Je conclurai sur un dernier aspect

L'accélération du progrès du passage des connaissances fondamentales à leur application permet de définir très vite de nouvelles cibles thérapeutiques.

Les premiers fruits de la génomique sont particulièrement visibles dans le domaine du cancer. La génomique a d'abord ouvert le champ à la connaissance de facteurs prédisposant à certains cancers : mutations des gènes BRCA dans le cancer du sein, des gènes APC dans les cancers digestifs, etc.
Ce qui est déjà vrai aujourd'hui pour un gène particulier le sera plus encore demain, lorsque nous pourrons utiliser un plus grand éventail de gènes de prédisposition. Car les techniques permettront de les rassembler sur une seule puce à ADN. Cet outil deviendra rapidement indispensable ici encore pour le dépistage, le diagnostic et le suivi thérapeutique des patients.

L'un des nouveaux chantiers de la génomique en cancérologie est la pharmacogénomique. En effet, dans une maladie où le taux global de succès des traitements reste faible (il est estimé par l'OMS à 25%), nous avons besoin de nouvelles cibles thérapeutiques, mais aussi de reconnaître les sous-groupes de patients répondant ou ne répondant pas à tel traitement. Par exemple, pour le cancer du sein, le nouvel anticorps monoclonal Herceptine ne sera actif que si la tumeur mammaire traitée exprime le gène du récepteur correspondant (Her2neu).

Pour pouvoir établir une véritable "carte d'identité tumorale" nous avons besoin de collecter les tumeurs dans des conditions techniques et éthiques du meilleur niveau. C'est l'un des objectifs de la création des centres de ressources biologiques à laquelle j'ai procédé récemment.
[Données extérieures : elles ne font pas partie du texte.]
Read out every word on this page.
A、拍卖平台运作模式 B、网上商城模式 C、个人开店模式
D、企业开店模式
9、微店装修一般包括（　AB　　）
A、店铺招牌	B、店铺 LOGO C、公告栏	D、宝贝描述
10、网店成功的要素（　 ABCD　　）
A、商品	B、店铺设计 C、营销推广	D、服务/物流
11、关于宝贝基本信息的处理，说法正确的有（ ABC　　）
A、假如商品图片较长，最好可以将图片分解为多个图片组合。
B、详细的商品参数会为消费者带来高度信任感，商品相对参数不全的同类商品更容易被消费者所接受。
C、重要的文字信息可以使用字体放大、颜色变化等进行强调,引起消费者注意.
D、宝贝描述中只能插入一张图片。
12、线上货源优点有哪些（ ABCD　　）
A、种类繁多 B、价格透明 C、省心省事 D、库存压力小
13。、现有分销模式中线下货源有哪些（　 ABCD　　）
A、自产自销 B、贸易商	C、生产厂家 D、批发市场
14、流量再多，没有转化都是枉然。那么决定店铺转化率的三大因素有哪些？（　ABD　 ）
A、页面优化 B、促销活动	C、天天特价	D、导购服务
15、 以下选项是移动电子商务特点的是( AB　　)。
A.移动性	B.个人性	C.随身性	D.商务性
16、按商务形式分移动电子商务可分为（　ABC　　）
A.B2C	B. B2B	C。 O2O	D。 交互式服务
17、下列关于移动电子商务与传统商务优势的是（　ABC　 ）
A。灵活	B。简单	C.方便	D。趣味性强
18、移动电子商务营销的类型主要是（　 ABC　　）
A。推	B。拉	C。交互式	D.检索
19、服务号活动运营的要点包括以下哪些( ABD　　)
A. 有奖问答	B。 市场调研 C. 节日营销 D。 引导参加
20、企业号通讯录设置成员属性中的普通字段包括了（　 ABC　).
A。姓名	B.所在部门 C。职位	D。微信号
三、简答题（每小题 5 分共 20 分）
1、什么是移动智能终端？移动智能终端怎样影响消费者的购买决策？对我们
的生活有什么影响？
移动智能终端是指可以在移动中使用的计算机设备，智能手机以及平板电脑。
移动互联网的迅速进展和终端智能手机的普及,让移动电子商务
La plus grande révolution récente est celle des esprits. Médecins et chercheurs ont appris à travailler avec les nouveaux outils de la biologie et les nouvelles méthodes de la médecine moléculaire. Ils ont non seulement appris à travailler pour, mais également avec les malades. Soigner certes, mais plus et mieux prévenir, et bientôt adapter la thérapeutique à chaque individu "à la carte". Cette révolution de la Santé ouvre donc à mes yeux sur le nouvel humanisme dont j'espère que le XXIème siècle sera porteur.